Io l'accompagnavo a casa mia dove c'erano la Mamma e mia sorella Mary ad attenderlo. E sempre col solito rito, prima di consegnare la saponetta la odorava. Finita la sua missione, salutava e 1'accompagnatore lo riportava nel punto in cui lo aveva prima ricevuto. da dove egli col bastone in una mano e con l'altra mano che faceva scorrere lungo i muri esterni delle case, riprendeva il suo cammino, con una calma e una sicurezza come se egli ci vedesse.

Così scorreva la vita di Jachinu l'uorvu, con le sole emozioni che gli derivavano da questo contatto con la gente e la sensazione di sentirsi utile attraverso il profumo delle sue saponette.

Ma perché ho richiamato in vita in queste pagine di ricordi, di rivisitazione del passato, questi personaggi?

Non so quale rappresentazione essi avranno nello spirito, nella mente dei lettori, quali immagini si affacceranno e quale senso avranno per essi che vivono così diversamente, in un'epoca così sofisticata. A me essi appaiono tutti, pur nella diversità, nella varietà della loro rappresentazione in quel contesto di vita, come componenti di una medesima famiglia; tutti e ciascuno di loro si sommano ad un' epoca, esprimono i colori di un ambiente, l'articolazione di una società. Per me è stato come guardare una sequenza di immagini attraverso una pellicola che mostra il divenire della vita. Essi servono a identificare una porzione della storia di questo nostro paese. Perché è così che si costruisce la storia vera degli uomini, pezzo per pezzo, immagine per immagine, momenti scarni, inqualificabili apparentemente, ma eloquenti nel loro significato umano.

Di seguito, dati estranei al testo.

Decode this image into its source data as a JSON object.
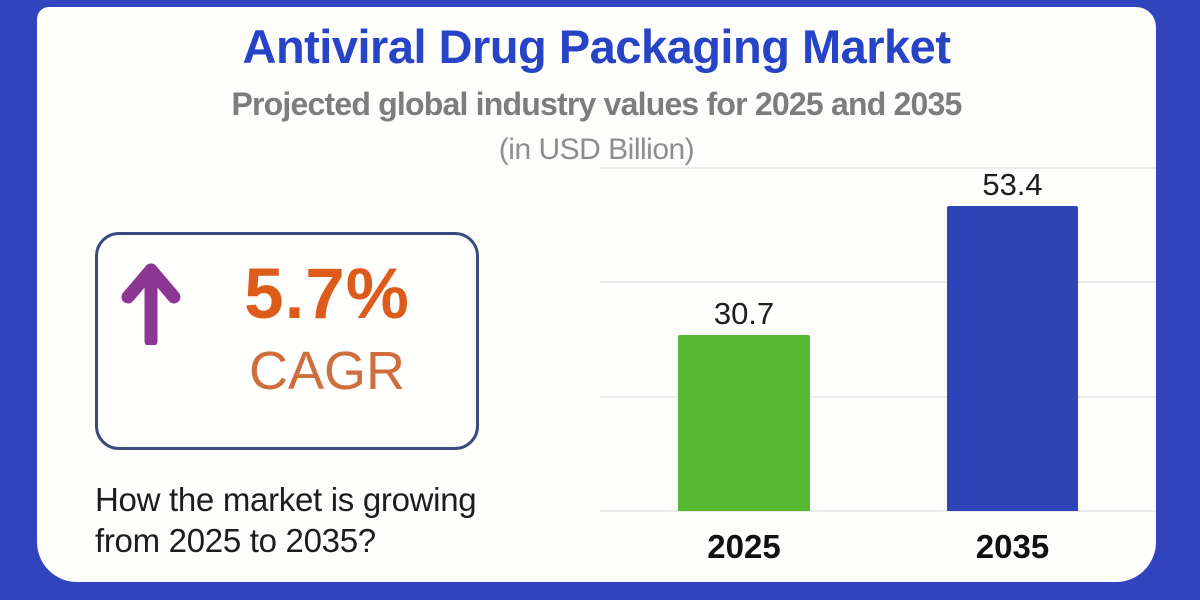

L'altra, «la Storia» è fatta dall'insieme degli uomini, da tutto un popolo accostato agli avvenimenti che, guarda caso sono rappresentati da guerre, rivoluzioni, eccidi, dove però non è possibile scorgere la vera natura dell' animo dell'uomo, subissato com'è da tutto ciò di cui non ha il controllo, la dimensione vera, autentica della sua partecipazione. lo ho voluto strappare il velo del passato per mostrare ciò di cui altrimenti si perderebbe la memoria storica, la sua incisività nel processo di crescita della nostra società.